Psalms of Lament follow a certain structure – which identifies them as Laments. Ronald Allen, who I studied under at Western Seminary a number of years ago, shows there are three notable qualities of the Laments.

The first notable characteristic of these psalms has to do with how the kind of pronouns used. Psalms of Lament which use plural pronouns are classed Laments of the People, or Community Laments. Psalms 44, 60, 74, 80, 83, 85, 90, 123, and 137 are Laments of the People.

Question: Can you think of any particular way a Lament of the People – a Community Lament, might apply to specific situations today, in our own arena?

Laments of the individual, on the other hand, have singular pronouns – such as Psalm 3, 5, 6, 7, 13.

A second quality has to do with form. Lament Psalms are formed around six elements, in less or more regular sequence – 1) the introductory appeal; 2) the lament; 3) the confession of trust; 4); the petition; 5) the motifs that may justify divine intervention; 6) the vow of praise; and in some, there is a 7th element – a prophetic statement or utterance.

The third quality (and the one most important) of Lament Psalms is that no matter the intensity of the emotion and the depth of the issue faced by the Psalmist, they lead to praise – indicating the faith of the Psalmist that God is still the great treasure !!

II. Lament Psalms Considered: Take some time and read Psalm 22. Psalm 22 follows a very clear structure. The pattern is:

1st, a Cry for help – vs. 1

2nd, a Lament – notice the I/You pattern- vs. 2

3rd, a Confession of Trust – vs. 3-5

4th, another Lament – I/You – vs. 6-8

5th, another Confession of Trust – vs. 9-11

6th, another Lament, this time, with a they/I/you pattern – vs. 12-18

7th, a Petition – vs. 19-21 – Hear/Save

8th, a Vow of Praise – vs. 22-29

And finally, a Prophetic Utterance – vs. 30-31

Psalm 51 follows a similar pattern:

Vs. 1, 2 – Cry for help

Lament – vs. 3-6 (Notice the double I/You pattern – once in vs. 3,4 and again in vs. 5-6

Vs. 7-11 is the Petition

Vs. 12-19 – Vow of Praise

C. Lessons from Lament Psalms: There are many lessons for us in these Psalms of Lament.

1st, Lament Psalms show us that the writers of the psalms lived in the real world and faced real world problems like we do;

2nd, we learn how relevant prayer is to life’s trials, issues and problems; and how God wants to be approached, by us, with our trials and problems

3rd, Lament Psalms show how the proper default for those who trust our Lord is prayer in the midst of our trials; and they are this because the Psalmist knew the sufficiency of God in any and all of life’s issues;

4th, Lament Psalms teach us HOW to pray during trouble; and the penitential Psalms highlight the need for confession as they teach us how to rightly confess sin before God;

5th, they also show us how the Lord is trustworthy

6th, Laments Psalms teach us how to offer up praise, even in the midst of our troubles.

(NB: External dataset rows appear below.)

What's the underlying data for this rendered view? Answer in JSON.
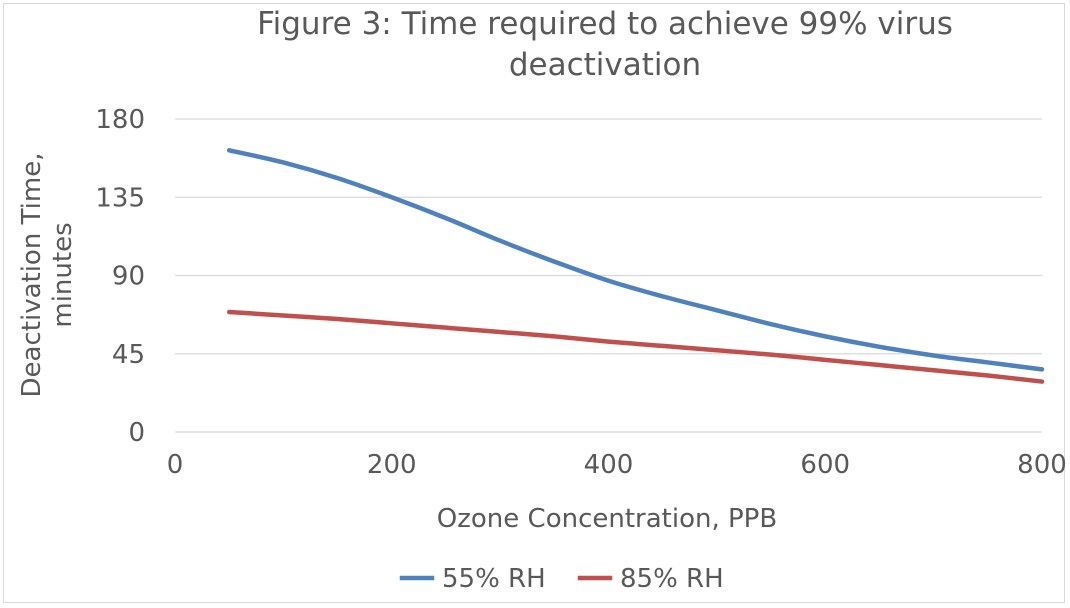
{
  "chart_data": {
    "type": "line",
    "title": "Figure 3: Time required to achieve 99% virus deactivation",
    "xlabel": "Ozone Concentration, PPB",
    "ylabel": "Deactivation Time, minutes",
    "ylabel_lines": [
      "Deactivation Time,",
      "minutes"
    ],
    "xlim": [
      0,
      800
    ],
    "ylim": [
      0,
      180
    ],
    "xticks": [
      0,
      200,
      400,
      600,
      800
    ],
    "yticks": [
      0,
      45,
      90,
      135,
      180
    ],
    "grid": true,
    "legend_position": "bottom",
    "x": [
      50,
      100,
      150,
      200,
      250,
      300,
      350,
      400,
      450,
      500,
      550,
      600,
      650,
      700,
      750,
      800
    ],
    "series": [
      {
        "name": "55% RH",
        "color": "#4f81bd",
        "values": [
          162,
          155,
          146,
          135,
          123,
          110,
          98,
          87,
          78,
          70,
          62,
          55,
          49,
          44,
          40,
          36
        ]
      },
      {
        "name": "85% RH",
        "color": "#c0504d",
        "values": [
          69,
          67,
          65,
          62.5,
          60,
          57.5,
          55,
          52,
          49.5,
          47,
          44.5,
          41.5,
          38.5,
          35.5,
          32.5,
          29
        ]
      }
    ]
  }
}
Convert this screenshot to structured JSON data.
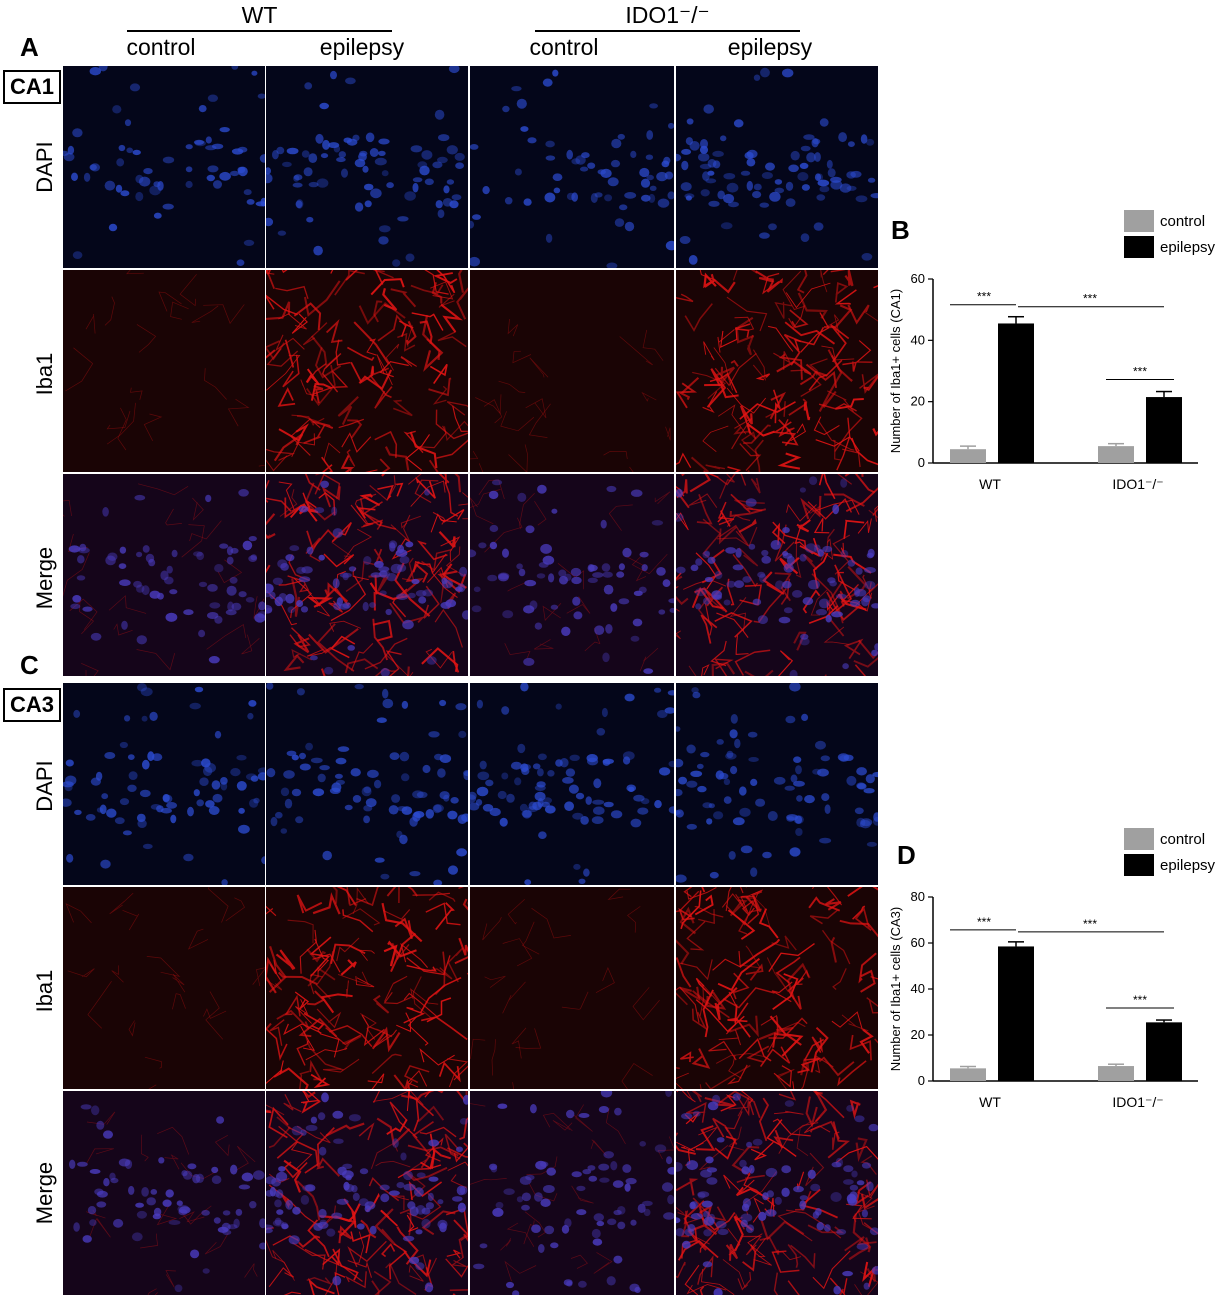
{
  "figure": {
    "panel_labels": {
      "a": "A",
      "b": "B",
      "c": "C",
      "d": "D"
    },
    "groups": {
      "wt": "WT",
      "ido1": "IDO1⁻/⁻"
    },
    "columns": [
      "control",
      "epilepsy",
      "control",
      "epilepsy"
    ],
    "regions": {
      "ca1": "CA1",
      "ca3": "CA3"
    },
    "rows": [
      "DAPI",
      "Iba1",
      "Merge"
    ],
    "colors": {
      "dapi": "#1a2f8f",
      "iba1": "#e01414",
      "control_bar": "#a0a0a0",
      "epilepsy_bar": "#000000"
    }
  },
  "chart_data": [
    {
      "type": "bar",
      "panel": "B",
      "categories": [
        "WT",
        "IDO1⁻/⁻"
      ],
      "series": [
        {
          "name": "control",
          "values": [
            4.5,
            5.5
          ],
          "errors": [
            1.0,
            0.8
          ]
        },
        {
          "name": "epilepsy",
          "values": [
            45.5,
            21.5
          ],
          "errors": [
            2.2,
            1.8
          ]
        }
      ],
      "ylabel": "Number of Iba1+ cells (CA1)",
      "ylim": [
        0,
        60
      ],
      "yticks": [
        0,
        20,
        40,
        60
      ],
      "significance": [
        {
          "text": "***",
          "between": "WT control - WT epilepsy"
        },
        {
          "text": "***",
          "between": "WT epilepsy - IDO1 epilepsy"
        },
        {
          "text": "***",
          "between": "IDO1 control - IDO1 epilepsy"
        }
      ],
      "legend": [
        "control",
        "epilepsy"
      ],
      "legend_position": "top-right"
    },
    {
      "type": "bar",
      "panel": "D",
      "categories": [
        "WT",
        "IDO1⁻/⁻"
      ],
      "series": [
        {
          "name": "control",
          "values": [
            5.5,
            6.5
          ],
          "errors": [
            0.8,
            0.8
          ]
        },
        {
          "name": "epilepsy",
          "values": [
            58.5,
            25.5
          ],
          "errors": [
            2.0,
            1.0
          ]
        }
      ],
      "ylabel": "Number of Iba1+ cells (CA3)",
      "ylim": [
        0,
        80
      ],
      "yticks": [
        0,
        20,
        40,
        60,
        80
      ],
      "significance": [
        {
          "text": "***",
          "between": "WT control - WT epilepsy"
        },
        {
          "text": "***",
          "between": "WT epilepsy - IDO1 epilepsy"
        },
        {
          "text": "***",
          "between": "IDO1 control - IDO1 epilepsy"
        }
      ],
      "legend": [
        "control",
        "epilepsy"
      ],
      "legend_position": "top-right"
    }
  ]
}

III. Praying the Psalms of Lament: In times of trouble, praying these Laments come quite naturally, if we have learned some go them by heart. I remember when I first landed in hospital during my illness back in 1998, how there was a single line from a Psalm running through my head, as my fever rose and fell, and as I became sicker and sicker – and the line that kept running through my head was:

“Out of the depths I cry to you Oh LORD! Oh Lord, hear my voice!!” These are the opening lines of Psalm 130 – which is a Psalm of Lament – and though I couldn’t remember the rest of the Psalm, that part – the cry for help – was in my mind and I was silently lifting it up to God.

Can you see ways you could pray laments during your own trials and troubles?

A. We can simply pray through a psalm and conform it to our own situation; or

B. We can sing some of these Psalms back to God as a form of prayer.

Laments Psalms are very practical as patterns for prayer, for they run the gamut of human problems. Next time you face a trial, a problem, or are struggling with besetting sin, pray through some of the Lament Psalms – for these Psalms are designed to help us pray more effectively, both in our private and corporate worship.